Posted October 18th, 2011 by northainleyhalliwell
In the 1990′s I signed an employment agreement which stated that I wasn’t to work for a similar business within a radius of 15 miles of my current employer, nor approach its customers, for a period of 12 months after leaving. Would these provisions still apply, and what would happen if I ignored them? LC
If the courts were to uphold the restriction you could be prevented from taking up employment with the rival firm. But in practice such clauses are used more to discourage employees than to restrain them legally. Your current employers would have to be able to show that the clause was reasonable and necessary to protect their trade interests in order to succeed in a claim against you. So it would depend on your seniority within the firm, the nature of the business, and whether the 12-month restriction and the 15-mile radius was reasonable. If you have specialist knowledge within a firm working in a narrow field you should take detailed legal advice.
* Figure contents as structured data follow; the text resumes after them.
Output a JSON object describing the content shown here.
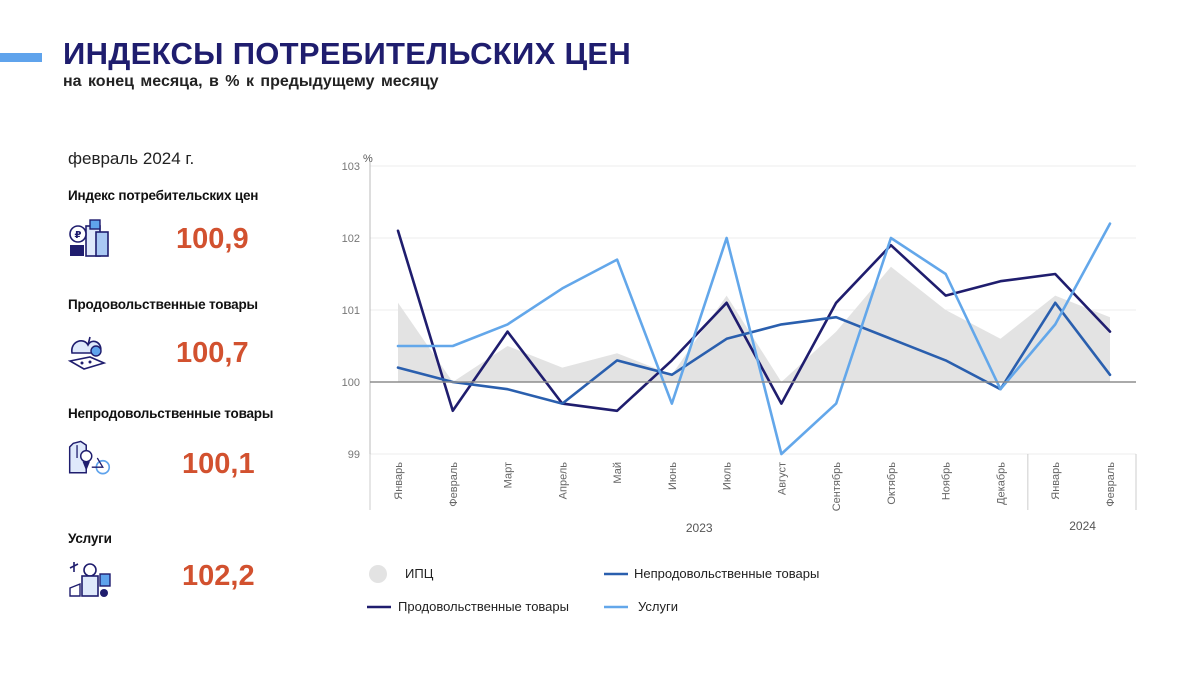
{
  "header": {
    "title": "ИНДЕКСЫ ПОТРЕБИТЕЛЬСКИХ ЦЕН",
    "subtitle": "на конец месяца, в % к предыдущему месяцу"
  },
  "summary": {
    "period": "февраль 2024 г.",
    "items": [
      {
        "label": "Индекс потребительских цен",
        "value": "100,9",
        "icon": "cpi-icon"
      },
      {
        "label": "Продовольственные товары",
        "value": "100,7",
        "icon": "food-icon"
      },
      {
        "label": "Непродовольственные товары",
        "value": "100,1",
        "icon": "nonfood-icon"
      },
      {
        "label": "Услуги",
        "value": "102,2",
        "icon": "services-icon"
      }
    ]
  },
  "colors": {
    "title": "#1f1d6e",
    "value": "#d2512f",
    "cpi": "#e3e3e3",
    "food": "#1f1d6e",
    "nonfood": "#2a5fae",
    "services": "#63a7ea"
  },
  "chart_data": {
    "type": "line",
    "ylabel": "%",
    "ylim": [
      99,
      103
    ],
    "yticks": [
      "99",
      "100",
      "101",
      "102",
      "103"
    ],
    "categories": [
      "Январь",
      "Февраль",
      "Март",
      "Апрель",
      "Май",
      "Июнь",
      "Июль",
      "Август",
      "Сентябрь",
      "Октябрь",
      "Ноябрь",
      "Декабрь",
      "Январь",
      "Февраль"
    ],
    "year_groups": [
      {
        "label": "2023",
        "from": 0,
        "to": 11
      },
      {
        "label": "2024",
        "from": 12,
        "to": 13
      }
    ],
    "baseline": 100,
    "series": [
      {
        "name": "ИПЦ",
        "kind": "area",
        "values": [
          101.1,
          100.0,
          100.5,
          100.2,
          100.4,
          100.1,
          101.2,
          100.0,
          100.7,
          101.6,
          101.0,
          100.6,
          101.2,
          100.9
        ]
      },
      {
        "name": "Продовольственные товары",
        "kind": "line",
        "values": [
          102.1,
          99.6,
          100.7,
          99.7,
          99.6,
          100.3,
          101.1,
          99.7,
          101.1,
          101.9,
          101.2,
          101.4,
          101.5,
          100.7
        ]
      },
      {
        "name": "Непродовольственные товары",
        "kind": "line",
        "values": [
          100.2,
          100.0,
          99.9,
          99.7,
          100.3,
          100.1,
          100.6,
          100.8,
          100.9,
          100.6,
          100.3,
          99.9,
          101.1,
          100.1
        ]
      },
      {
        "name": "Услуги",
        "kind": "line",
        "values": [
          100.5,
          100.5,
          100.8,
          101.3,
          101.7,
          99.7,
          102.0,
          99.0,
          99.7,
          102.0,
          101.5,
          99.9,
          100.8,
          102.2
        ]
      }
    ],
    "legend": [
      {
        "name": "ИПЦ",
        "marker": "circle"
      },
      {
        "name": "Непродовольственные товары",
        "marker": "line"
      },
      {
        "name": "Продовольственные товары",
        "marker": "line"
      },
      {
        "name": "Услуги",
        "marker": "line"
      }
    ]
  }
}
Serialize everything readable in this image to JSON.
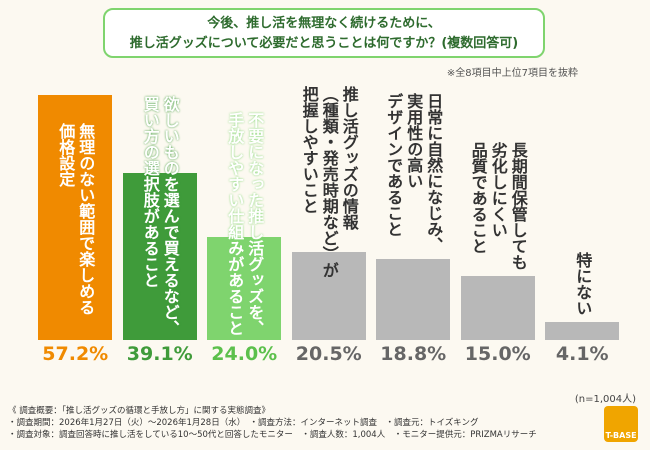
{
  "chart_data": {
    "type": "bar",
    "title": "今後、推し活を無理なく続けるために、\n推し活グッズについて必要だと思うことは何ですか？(複数回答可)",
    "note": "※全8項目中上位7項目を抜粋",
    "sample_size": "(n=1,004人)",
    "categories": [
      "無理のない範囲で楽しめる\n価格設定",
      "欲しいものを選んで買えるなど、\n買い方の選択肢があること",
      "不要になった推し活グッズを、\n手放しやすい仕組みがあること",
      "推し活グッズの情報\n（種類・発売時期など）が\n把握しやすいこと",
      "日常に自然になじみ、\n実用性の高い\nデザインであること",
      "長期間保管しても\n劣化しにくい\n品質であること",
      "特にない"
    ],
    "values": [
      57.2,
      39.1,
      24,
      20.5,
      18.8,
      15,
      4.1
    ],
    "value_labels": [
      "57.2%",
      "39.1%",
      "24.0%",
      "20.5%",
      "18.8%",
      "15.0%",
      "4.1%"
    ],
    "colors": [
      "#f08a00",
      "#3f9b3a",
      "#7fd46e",
      "#b8b8b8",
      "#b8b8b8",
      "#b8b8b8",
      "#b8b8b8"
    ],
    "label_colors": [
      "#f08a00",
      "#3f9b3a",
      "#5cc04c",
      "#666666",
      "#666666",
      "#666666",
      "#666666"
    ],
    "ylim": [
      0,
      60
    ]
  },
  "footer": [
    "《 調査概要：「推し活グッズの循環と手放し方」に関する実態調査》",
    "・調査期間：2026年1月27日（火）～2026年1月28日（水）　・調査方法：インターネット調査　・調査元：トイズキング",
    "・調査対象：調査回答時に推し活をしている10〜50代と回答したモニター　・調査人数：1,004人　・モニター提供元：PRIZMAリサーチ"
  ],
  "logo": "T-BASE"
}
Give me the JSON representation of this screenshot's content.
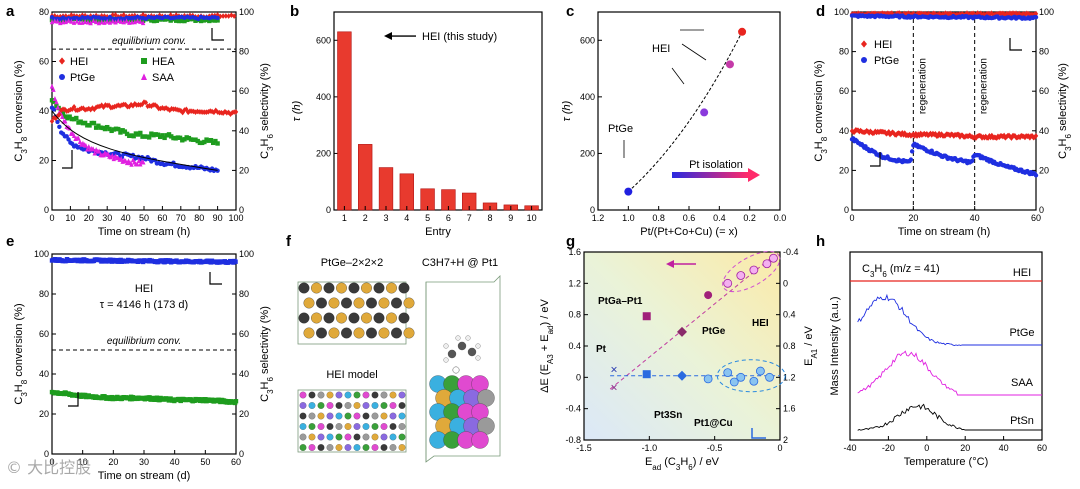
{
  "panels": {
    "a": "a",
    "b": "b",
    "c": "c",
    "d": "d",
    "e": "e",
    "f": "f",
    "g": "g",
    "h": "h"
  },
  "colors": {
    "hei": "#e8251f",
    "ptge": "#1f2fe0",
    "hea": "#1e9c1e",
    "saa": "#e020e0",
    "ptsn": "#000000",
    "bar": "#e83a2e"
  },
  "chart_data": [
    {
      "id": "a",
      "type": "scatter",
      "xlabel": "Time on stream (h)",
      "ylabel_left": "C3H8 conversion (%)",
      "ylabel_right": "C3H6 selectivity (%)",
      "xlim": [
        0,
        100
      ],
      "ylim_left": [
        0,
        80
      ],
      "ylim_right": [
        0,
        100
      ],
      "x_ticks": [
        "0",
        "10",
        "20",
        "30",
        "40",
        "50",
        "60",
        "70",
        "80",
        "90",
        "100"
      ],
      "y_ticks_left": [
        "0",
        "20",
        "40",
        "60",
        "80"
      ],
      "y_ticks_right": [
        "0",
        "20",
        "40",
        "60",
        "80",
        "100"
      ],
      "annotation": "equilibrium conv.",
      "equilibrium": 65,
      "legend": [
        "HEI",
        "HEA",
        "PtGe",
        "SAA"
      ],
      "series": [
        {
          "name": "HEI conversion",
          "x": [
            0,
            5,
            10,
            20,
            30,
            40,
            50,
            60,
            70,
            80,
            90,
            100
          ],
          "values": [
            36,
            40,
            41,
            41,
            42,
            42,
            43,
            41,
            40,
            40,
            40,
            39
          ]
        },
        {
          "name": "HEA conversion",
          "x": [
            0,
            5,
            10,
            20,
            30,
            40,
            50,
            60,
            70,
            80,
            90
          ],
          "values": [
            45,
            40,
            37,
            35,
            33,
            31,
            30,
            30,
            29,
            28,
            27
          ]
        },
        {
          "name": "PtGe conversion",
          "x": [
            0,
            5,
            10,
            20,
            30,
            40,
            50,
            60,
            70,
            80,
            90
          ],
          "values": [
            42,
            32,
            27,
            24,
            23,
            22,
            21,
            19,
            18,
            17,
            16
          ]
        },
        {
          "name": "SAA conversion",
          "x": [
            0,
            3,
            5,
            10,
            15,
            20,
            25,
            30,
            35,
            40,
            45,
            50
          ],
          "values": [
            50,
            42,
            38,
            32,
            28,
            25,
            23,
            22,
            21,
            20,
            19,
            19
          ]
        },
        {
          "name": "HEI selectivity",
          "x": [
            0,
            20,
            40,
            60,
            80,
            100
          ],
          "values": [
            98,
            98,
            98,
            98,
            98,
            98
          ]
        },
        {
          "name": "HEA selectivity",
          "x": [
            0,
            20,
            40,
            60,
            80,
            90
          ],
          "values": [
            96,
            96,
            96,
            96,
            96,
            96
          ]
        },
        {
          "name": "PtGe selectivity",
          "x": [
            0,
            20,
            40,
            60,
            80,
            90
          ],
          "values": [
            97,
            97,
            97,
            97,
            97,
            97
          ]
        },
        {
          "name": "SAA selectivity",
          "x": [
            0,
            10,
            20,
            30,
            40,
            50
          ],
          "values": [
            95,
            95,
            95,
            95,
            95,
            95
          ]
        }
      ]
    },
    {
      "id": "b",
      "type": "bar",
      "xlabel": "Entry",
      "ylabel": "τ (h)",
      "categories": [
        "1",
        "2",
        "3",
        "4",
        "5",
        "6",
        "7",
        "8",
        "9",
        "10"
      ],
      "values": [
        630,
        232,
        150,
        128,
        75,
        72,
        60,
        25,
        18,
        15
      ],
      "ylim": [
        0,
        700
      ],
      "y_ticks": [
        "0",
        "200",
        "400",
        "600"
      ],
      "annotation": "HEI (this study)"
    },
    {
      "id": "c",
      "type": "scatter",
      "xlabel": "Pt/(Pt+Co+Cu) (= x)",
      "ylabel": "τ (h)",
      "xlim": [
        1.2,
        0
      ],
      "ylim": [
        0,
        700
      ],
      "x_ticks": [
        "1.2",
        "1.0",
        "0.8",
        "0.6",
        "0.4",
        "0.2",
        "0.0"
      ],
      "y_ticks": [
        "0",
        "200",
        "400",
        "600"
      ],
      "points": [
        {
          "x": 1.0,
          "y": 65,
          "color": "#2020e0"
        },
        {
          "x": 0.5,
          "y": 345,
          "color": "#8a3adc"
        },
        {
          "x": 0.33,
          "y": 515,
          "color": "#c43aa8"
        },
        {
          "x": 0.25,
          "y": 630,
          "color": "#e8251f"
        }
      ],
      "labels": {
        "hei": "HEI",
        "ptge": "PtGe",
        "arrow": "Pt isolation"
      }
    },
    {
      "id": "d",
      "type": "scatter",
      "xlabel": "Time on stream (h)",
      "ylabel_left": "C3H8 conversion (%)",
      "ylabel_right": "C3H6 selectivity (%)",
      "xlim": [
        0,
        60
      ],
      "ylim": [
        0,
        100
      ],
      "x_ticks": [
        "0",
        "20",
        "40",
        "60"
      ],
      "y_ticks": [
        "0",
        "20",
        "40",
        "60",
        "80",
        "100"
      ],
      "legend": [
        "HEI",
        "PtGe"
      ],
      "regeneration_label": "regeneration",
      "series": [
        {
          "name": "HEI conversion",
          "x": [
            0,
            10,
            20,
            30,
            40,
            50,
            60
          ],
          "values": [
            40,
            39,
            38,
            38,
            37,
            37,
            37
          ]
        },
        {
          "name": "PtGe conversion",
          "x": [
            0,
            5,
            10,
            15,
            19,
            20,
            25,
            30,
            35,
            39,
            40,
            45,
            50,
            55,
            60
          ],
          "values": [
            36,
            31,
            27,
            25,
            24,
            33,
            30,
            27,
            25,
            24,
            28,
            25,
            22,
            20,
            18
          ]
        },
        {
          "name": "HEI selectivity",
          "x": [
            0,
            60
          ],
          "values": [
            99,
            99
          ]
        },
        {
          "name": "PtGe selectivity",
          "x": [
            0,
            60
          ],
          "values": [
            98,
            97
          ]
        }
      ]
    },
    {
      "id": "e",
      "type": "scatter",
      "xlabel": "Time on stream (d)",
      "ylabel_left": "C3H8 conversion (%)",
      "ylabel_right": "C3H6 selectivity (%)",
      "xlim": [
        0,
        60
      ],
      "ylim": [
        0,
        100
      ],
      "x_ticks": [
        "0",
        "10",
        "20",
        "30",
        "40",
        "50",
        "60"
      ],
      "y_ticks": [
        "0",
        "20",
        "40",
        "60",
        "80",
        "100"
      ],
      "annotation": "equilibrium conv.",
      "equilibrium": 52,
      "title_lines": [
        "HEI",
        "τ = 4146 h (173 d)"
      ],
      "series": [
        {
          "name": "HEI conversion",
          "x": [
            0,
            5,
            10,
            20,
            30,
            40,
            50,
            60
          ],
          "values": [
            31,
            30,
            29,
            28,
            28,
            27,
            27,
            26
          ]
        },
        {
          "name": "HEI selectivity",
          "x": [
            0,
            60
          ],
          "values": [
            97,
            96
          ]
        }
      ]
    },
    {
      "id": "g",
      "type": "scatter",
      "xlabel": "Ead (C3H6) / eV",
      "ylabel_left": "ΔE (EA3 + Ead) / eV",
      "ylabel_right": "EA1 / eV",
      "xlim": [
        -1.5,
        0
      ],
      "ylim_left": [
        -0.8,
        1.6
      ],
      "ylim_right": [
        2,
        -0.4
      ],
      "x_ticks": [
        "-1.5",
        "-1.0",
        "-0.5",
        "0"
      ],
      "y_ticks_left": [
        "-0.8",
        "-0.4",
        "0",
        "0.4",
        "0.8",
        "1.2",
        "1.6"
      ],
      "y_ticks_right": [
        "-0.4",
        "0",
        "0.4",
        "0.8",
        "1.2",
        "1.6",
        "2"
      ],
      "labels": [
        "PtGa–Pt1",
        "Pt",
        "PtGe",
        "HEI",
        "Pt3Sn",
        "Pt1@Cu"
      ],
      "series": [
        {
          "name": "ΔE magenta",
          "points": [
            [
              -1.27,
              -0.13
            ],
            [
              -1.02,
              0.78
            ],
            [
              -0.75,
              0.58
            ],
            [
              -0.55,
              1.05
            ],
            [
              -0.4,
              1.2
            ],
            [
              -0.3,
              1.3
            ],
            [
              -0.2,
              1.37
            ],
            [
              -0.1,
              1.45
            ],
            [
              -0.05,
              1.52
            ]
          ]
        },
        {
          "name": "EA1 blue",
          "points": [
            [
              -1.27,
              1.1
            ],
            [
              -1.02,
              1.16
            ],
            [
              -0.75,
              1.18
            ],
            [
              -0.55,
              1.22
            ],
            [
              -0.4,
              1.16
            ],
            [
              -0.3,
              1.2
            ],
            [
              -0.2,
              1.25
            ],
            [
              -0.15,
              1.12
            ],
            [
              -0.08,
              1.2
            ]
          ]
        }
      ]
    },
    {
      "id": "h",
      "type": "line",
      "title": "C3H6 (m/z = 41)",
      "xlabel": "Temperature (°C)",
      "ylabel": "Mass Intensity (a.u.)",
      "xlim": [
        -40,
        60
      ],
      "x_ticks": [
        "-40",
        "-20",
        "0",
        "20",
        "40",
        "60"
      ],
      "series": [
        {
          "name": "HEI",
          "values": [
            0,
            0,
            0,
            0,
            0
          ]
        },
        {
          "name": "PtGe",
          "peak_temperature": -22
        },
        {
          "name": "SAA",
          "peak_temperature": -10
        },
        {
          "name": "PtSn",
          "peak_temperature": -5
        }
      ]
    }
  ],
  "f": {
    "ptge_title": "PtGe–2×2×2",
    "adsorb_title": "C3H7+H @ Pt1",
    "hei_model": "HEI model"
  }
}
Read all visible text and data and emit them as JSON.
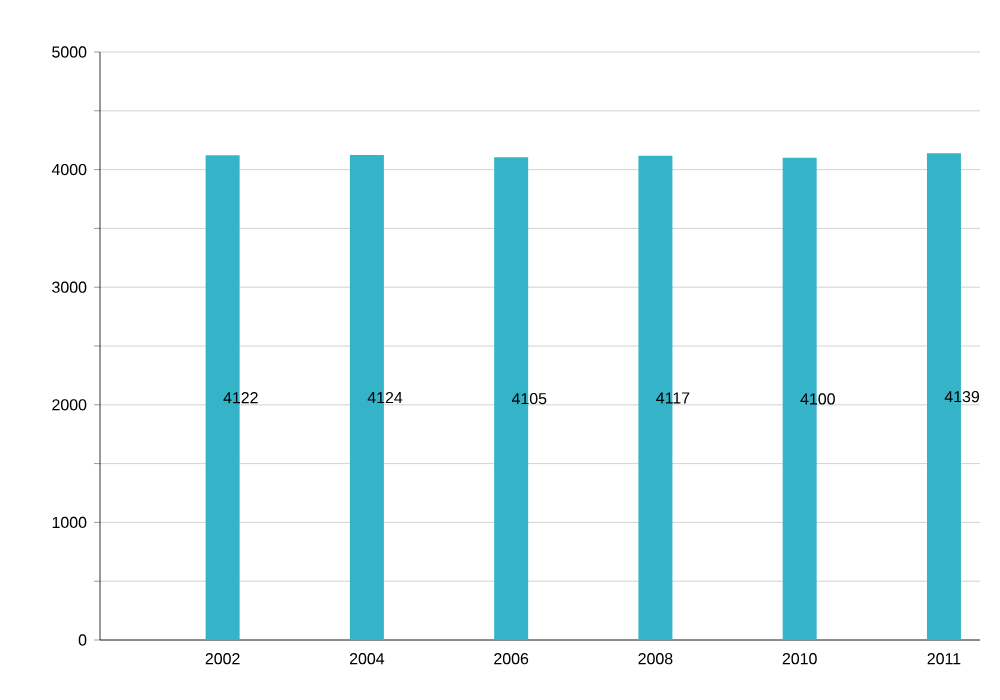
{
  "chart_data": {
    "type": "bar",
    "categories": [
      "2002",
      "2004",
      "2006",
      "2008",
      "2010",
      "2011"
    ],
    "values": [
      4122,
      4124,
      4105,
      4117,
      4100,
      4139
    ],
    "color": "#35b3c9",
    "ylim": [
      0,
      5000
    ],
    "yticks": [
      0,
      {
        "value": 500,
        "label": null
      },
      1000,
      {
        "value": 1500,
        "label": null
      },
      2000,
      {
        "value": 2500,
        "label": null
      },
      3000,
      {
        "value": 3500,
        "label": null
      },
      4000,
      {
        "value": 4500,
        "label": null
      },
      5000
    ],
    "grid": "y",
    "data_labels": true
  }
}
We have planning consent to build an extension. As requested, I wrote to the freeholders to let them know. They gave their consent, but they are asking for a £225 administration fee. Can they charge us that much money? GH
I’m afraid so. I have some sympathy with you but your lease will no doubt commit you to paying the reasonable costs and expenses of the freeholder, and if pressed the freeholder would probably be able to justify the sum in terms of legal costs etc. It could have cost you a lot more if you had gone ahead and built the extension without the freeholder’s permission.